Idiopathic Intracranial Hypertension … The “False Brain Tumor” That’s Increasingly Affecting Americans

Idiopathic Intracranial Hypertension … The “False Brain Tumor” That’s Increasingly Affecting Americans

After undergoing surgery to treat Idiopathic Intracranial Hypertension – often the last option for treating a “false brain tumor” – Nancy Collins was back in action at home with her husband, Kevin, and sons William (l) and Michael (r) … and at work, starting a new career three weeks later.

Idiopathic Intracranial Hypertension (IIH) is not something you hear about every day. In fact, this condition – caused by cerebrospinal spinal fluid (CSF) pressure within the skull that is too high – is considered a rare disorder because it affects only one in 100,000 Americans. Yet, with the epidemic of obesity in our country, a key factor in IIH, the number of cases is increasing.

“IIH is a disorder you should be aware of because – while its symptoms are often commonplace and dismissed as nothing – it can lead to blindness,” Dr. Pinakin R. Jethwa, a board-certified neurosurgeon at Atlantic NeuroSurgical Specialists (ANS), explains.

The most common symptoms of IIH are headaches, loss of vision, blind spots, poor peripheral vision, double vision, temporary blindness, ringing in the ears, neck and shoulder pain. Because these indicators can also resemble those of a brain tumor, IIH is often called a “false brain tumor.”

While IIH is most common in overweight women aged 20 to 50, it can also occur in patients who are pregnant, have recently given birth or take oral contraceptives.

That was the case for Nancy Collins, a 31-year-old from Jackson, NJ. Having had a stroke a few years ago due to medication she was taking, the mother of two young boys knew what one felt like. When she woke up one morning, she began to experience the same symptoms.

“I was in so much pain I couldn’t look at the walls in my room,” Nancy describes. “A few days of testing in the hospital didn’t reveal any issues. A neurologist put me on steroids, but they never took away the pain. A few days later, pain meds were added into the mix. It was a vicious cycle – the pain would lessen, then intensify … but never go away. A spinal tap resulted in the diagnosis of IIH.”

Nancy began the medication prescribed for IIH, but after more testing, she was diagnosed with Cerebral Venous Sinus Thrombosis (CVST), a rare form of stroke that affects about five people in 1 million each year. Often associated with IIH, CVST occurs when a blood clot forms in the brain’s venous sinuses, preventing blood from draining out of the brain. As a result, blood cells may break and leak blood into the brain tissues, forming a hemorrhage.

She was in intensive care at Jersey Shore Medical Center for several days with complications from the spinal tap when she met Dr.
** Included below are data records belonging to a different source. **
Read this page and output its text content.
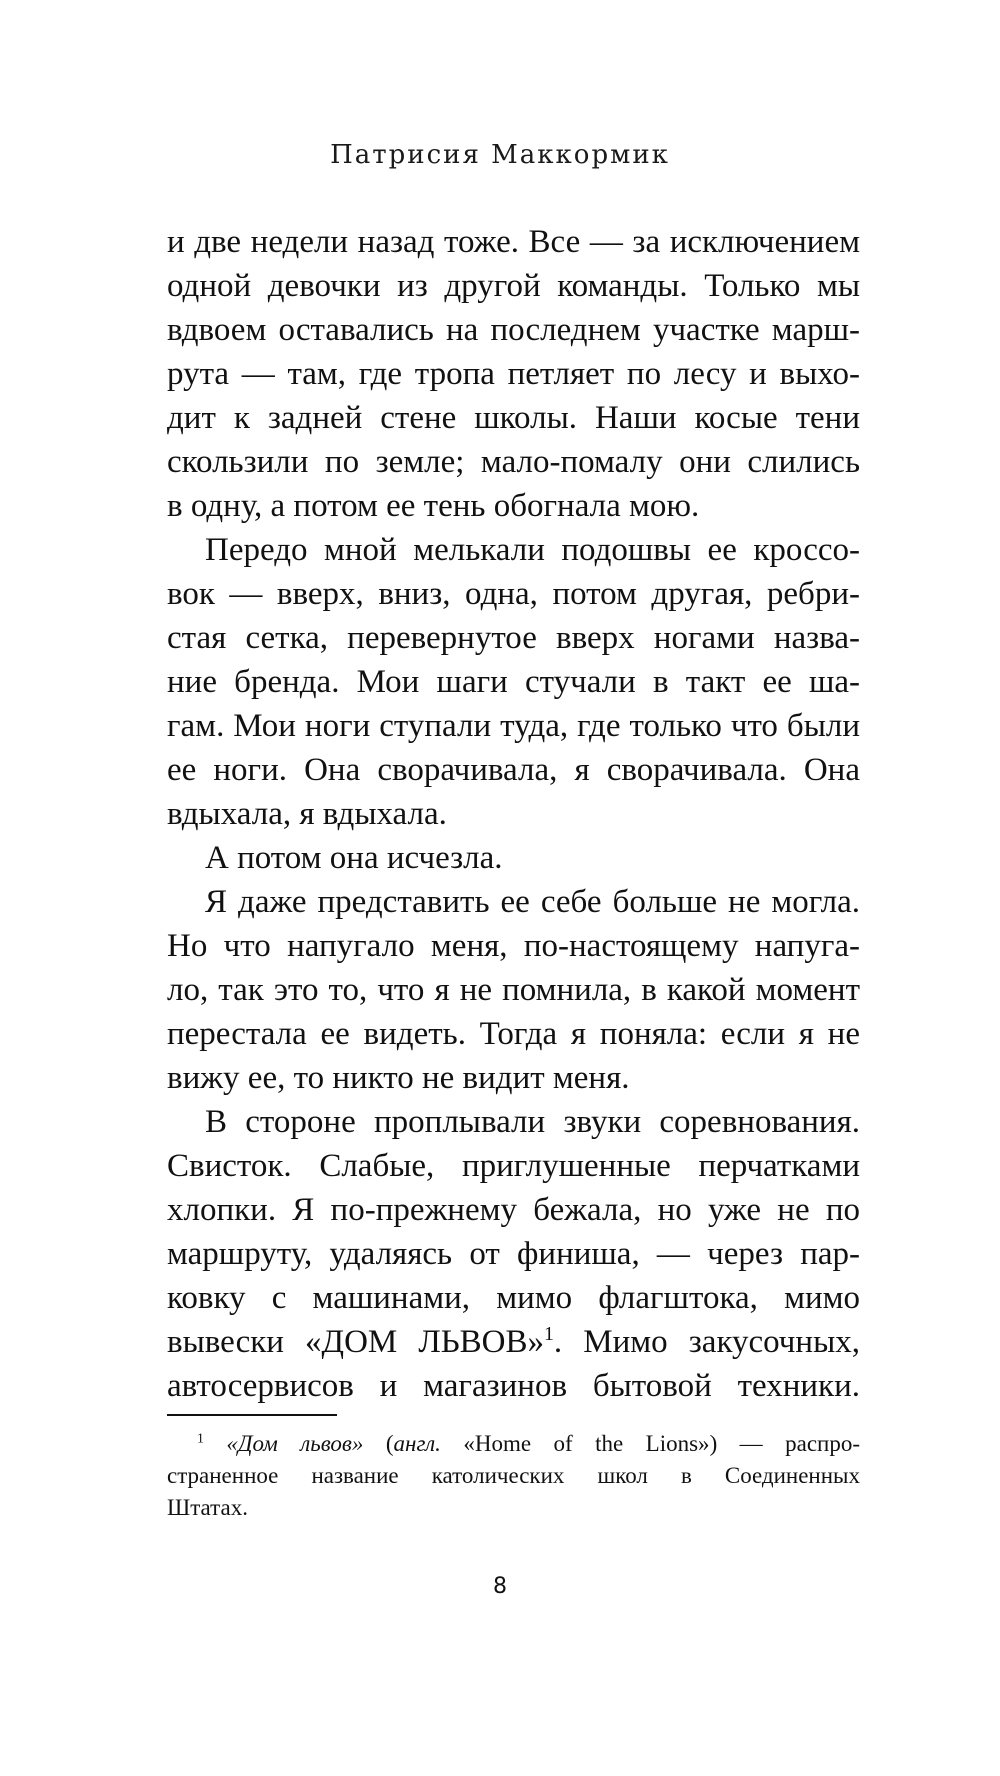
Патрисия Маккормик
и две недели назад тоже. Все — за исключением
одной девочки из другой команды. Только мы
вдвоем оставались на последнем участке марш-
рута — там, где тропа петляет по лесу и выхо-
дит к задней стене школы. Наши косые тени
скользили по земле; мало-помалу они слились
в одну, а потом ее тень обогнала мою.
Передо мной мелькали подошвы ее кроссо-
вок — вверх, вниз, одна, потом другая, ребри-
стая сетка, перевернутое вверх ногами назва-
ние бренда. Мои шаги стучали в такт ее ша-
гам. Мои ноги ступали туда, где только что были
ее ноги. Она сворачивала, я сворачивала. Она
вдыхала, я вдыхала.
А потом она исчезла.
Я даже представить ее себе больше не могла.
Но что напугало меня, по-настоящему напуга-
ло, так это то, что я не помнила, в какой момент
перестала ее видеть. Тогда я поняла: если я не
вижу ее, то никто не видит меня.
В стороне проплывали звуки соревнования.
Свисток. Слабые, приглушенные перчатками
хлопки. Я по-прежнему бежала, но уже не по
маршруту, удаляясь от финиша, — через пар-
ковку с машинами, мимо флагштока, мимо
вывески «ДОМ ЛЬВОВ»$^1$. Мимо закусочных,
автосервисов и магазинов бытовой техники.
$^1$ «Дом львов» (англ. «Home of the Lions») — распро-
страненное название католических школ в Соединенных
Штатах.
8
Jethwa.

“Surgery is usually the last option for treating IIH,” Dr. Jethwa details. “However, in Nancy’s case, we didn’t want to wait for fear she would lose her vision and her quality of life would further decline.”

Dr. Jethwa proceeded with surgically implanting a shunt in Nancy’s brain. The shunt lowers intracranial pressure by draining the CSF.

“I returned home the day after the hour-long surgery, and three weeks later, I started a new career,” Nancy continues. “Most importantly, I can be a wife and a mother again. Before my surgery, my two children were living with my parents because any level of noise created unbearable pain. Dr. Jethwa truly gave me my life back.”